La distinction entre vice caché et vice apparent suscite toujours des difficultés : qu’est-ce qu’un vice caché ? Quand devient-il apparent et pour quel acquéreur le devient-il ? Telles étaient les questions qui se posaient ici à la Cour de cassation.
Dans cette affaire, les particuliers vendent à d’autres particuliers une maison avec piscine. Ayant constaté l’apparition de fissures sur les murs et les façades de leur maison ainsi que sur la piscine, les acquéreurs ont, après expertise judiciaire, assigné les vendeurs aux fins d’indemnisation de leurs préjudices sur le fondement de la garantie des vices cachés.
La cour d’appel de Nîmes, dans un arrêt du 3 mars 2022, condamne les vendeurs qui forment un pourvoi en cassation (CA Nîmes, 3 mars 2022, n° 20/03396 N° Lexbase : A37217PI). Ils exposent, notamment, que les fissures étaient apparentes lors de la vente. Ce n’était pas exactement la motivation des conseillers. Les fissures affectant les murs porteurs, les cloisons, les carrelages et les plafonds ont pour origine l’inadaptation des fondations au sol d’assise et présentent un caractère évolutif. Ils ont, en outre, relevés que si les acquéreurs avaient constaté, lors de visites préalables à la vente, la présence de traces de fissures, ils ne pouvaient, n’étant ni des professionnels du bâtiment ni tenus de se faire accompagner par un homme de l’art, se convaincre du vice dans son ampleur et ses conséquences.
Le vice ne présentait donc pas un caractère apparent.
La qualité de professionnel ou de profane de l’acheteur n’est, évidemment, pas indifférente pour savoir si un vice est ou non susceptible d’être décelé par lui. Naturellement, la jurisprudence est davantage encline à admettre le caractère occulte du vice lorsqu’il est invoqué par un acheteur profane. La jurisprudence ne parait exiger que l’examen et les vérifications auxquelles procèderaient tout homme de diligence moyenne, c’est-à-dire tout acheteur sérieux.
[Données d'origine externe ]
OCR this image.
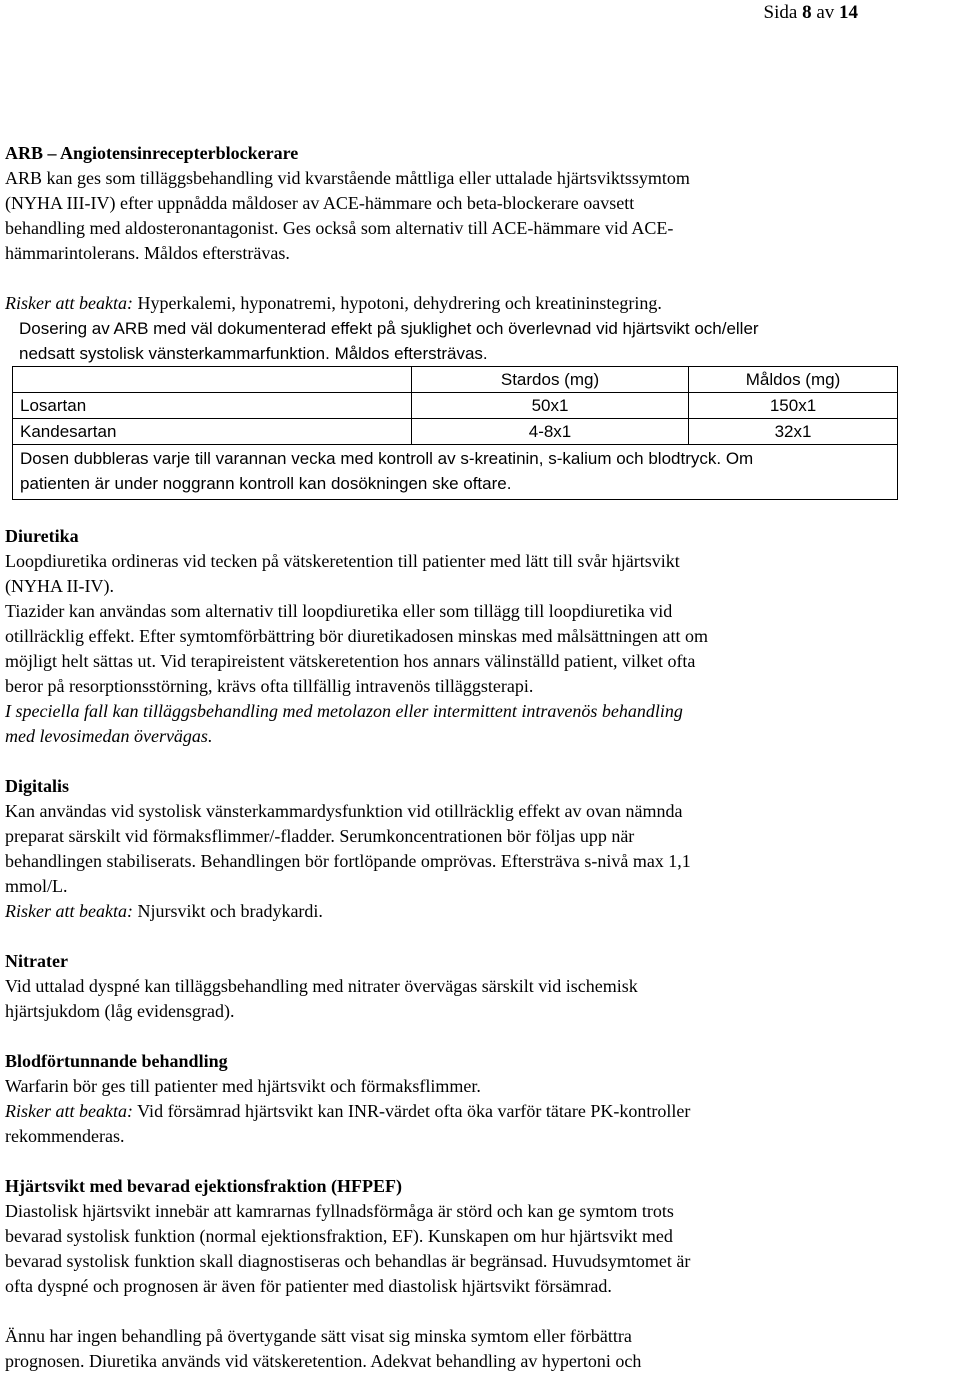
Sida 8 av 14

ARB – Angiotensinrecepterblockerare

ARB kan ges som tilläggsbehandling vid kvarstående måttliga eller uttalade hjärtsviktssymtom

(NYHA III-IV) efter uppnådda måldoser av ACE-hämmare och beta-blockerare oavsett

behandling med aldosteronantagonist. Ges också som alternativ till ACE-hämmare vid ACE-

hämmarintolerans. Måldos eftersträvas.

Risker att beakta: Hyperkalemi, hyponatremi, hypotoni, dehydrering och kreatininstegring.

Dosering av ARB med väl dokumenterad effekt på sjuklighet och överlevnad vid hjärtsvikt och/eller

nedsatt systolisk vänsterkammarfunktion. Måldos eftersträvas.

	Stardos (mg)	Måldos (mg)
Losartan	50x1	150x1
Kandesartan	4-8x1	32x1

Dosen dubbleras varje till varannan vecka med kontroll av s-kreatinin, s-kalium och blodtryck. Om
patienten är under noggrann kontroll kan dosökningen ske oftare.		

Diuretika

Loopdiuretika ordineras vid tecken på vätskeretention till patienter med lätt till svår hjärtsvikt

(NYHA II-IV).

Tiazider kan användas som alternativ till loopdiuretika eller som tillägg till loopdiuretika vid

otillräcklig effekt. Efter symtomförbättring bör diuretikadosen minskas med målsättningen att om

möjligt helt sättas ut. Vid terapireistent vätskeretention hos annars välinställd patient, vilket ofta

beror på resorptionsstörning, krävs ofta tillfällig intravenös tilläggsterapi.

I speciella fall kan tilläggsbehandling med metolazon eller intermittent intravenös behandling

med levosimedan övervägas.

Digitalis

Kan användas vid systolisk vänsterkammardysfunktion vid otillräcklig effekt av ovan nämnda

preparat särskilt vid förmaksflimmer/-fladder. Serumkoncentrationen bör följas upp när

behandlingen stabiliserats. Behandlingen bör fortlöpande omprövas. Eftersträva s-nivå max 1,1

mmol/L.

Risker att beakta: Njursvikt och bradykardi.

Nitrater

Vid uttalad dyspné kan tilläggsbehandling med nitrater övervägas särskilt vid ischemisk

hjärtsjukdom (låg evidensgrad).

Blodförtunnande behandling

Warfarin bör ges till patienter med hjärtsvikt och förmaksflimmer.

Risker att beakta: Vid försämrad hjärtsvikt kan INR-värdet ofta öka varför tätare PK-kontroller

rekommenderas.

Hjärtsvikt med bevarad ejektionsfraktion (HFPEF)

Diastolisk hjärtsvikt innebär att kamrarnas fyllnadsförmåga är störd och kan ge symtom trots

bevarad systolisk funktion (normal ejektionsfraktion, EF). Kunskapen om hur hjärtsvikt med

bevarad systolisk funktion skall diagnostiseras och behandlas är begränsad. Huvudsymtomet är

ofta dyspné och prognosen är även för patienter med diastolisk hjärtsvikt försämrad.

Ännu har ingen behandling på övertygande sätt visat sig minska symtom eller förbättra

prognosen. Diuretika används vid vätskeretention. Adekvat behandling av hypertoni och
La question de savoir si l’acquéreur doit se faire accompagner par un homme de l’art est ancienne (pour exemple, « Notion de vice apparent dans une vente d’immeuble », O. Tournafond, D. 1990, p. 117) et les juges considèrent, à juste titre, que cela serait rajouter au texte une condition qu’il ne prévoit pas (Cass. civ. 3, 3 mai 1989, n° 87-18.908 N° Lexbase : A3139AHQ).
La jurisprudence est, depuis, sans cesse confirmée (pour exemple, Cass. civ. 3, 4 février 2004, n° 02-18.029, FS-P+B N° Lexbase : A2373DBI).
L’autre intérêt de cet arrêt concerne le caractère évolutif des désordres. Même en voyant les fissures lors de la vente, l’acquéreur, parce qu’il est profane, ne pouvait pas savoir qu’elles allaient s’aggraver.
Là encore, cet arrêt reprend une solution classique selon laquelle le vice n’est pas apparent au sens de l’article 1642 du Code civil N° Lexbase : L1744AB9 lorsque l’acheteur, bien qu’il ait pu en connaître l’existence, n’était pas en mesure d’en estimer l’ampleur et les conséquences (pour exemple, Cass. civ. 3, 14 mars 2012, n° 11-10.861, FS-P+B N° Lexbase : A8791IEC).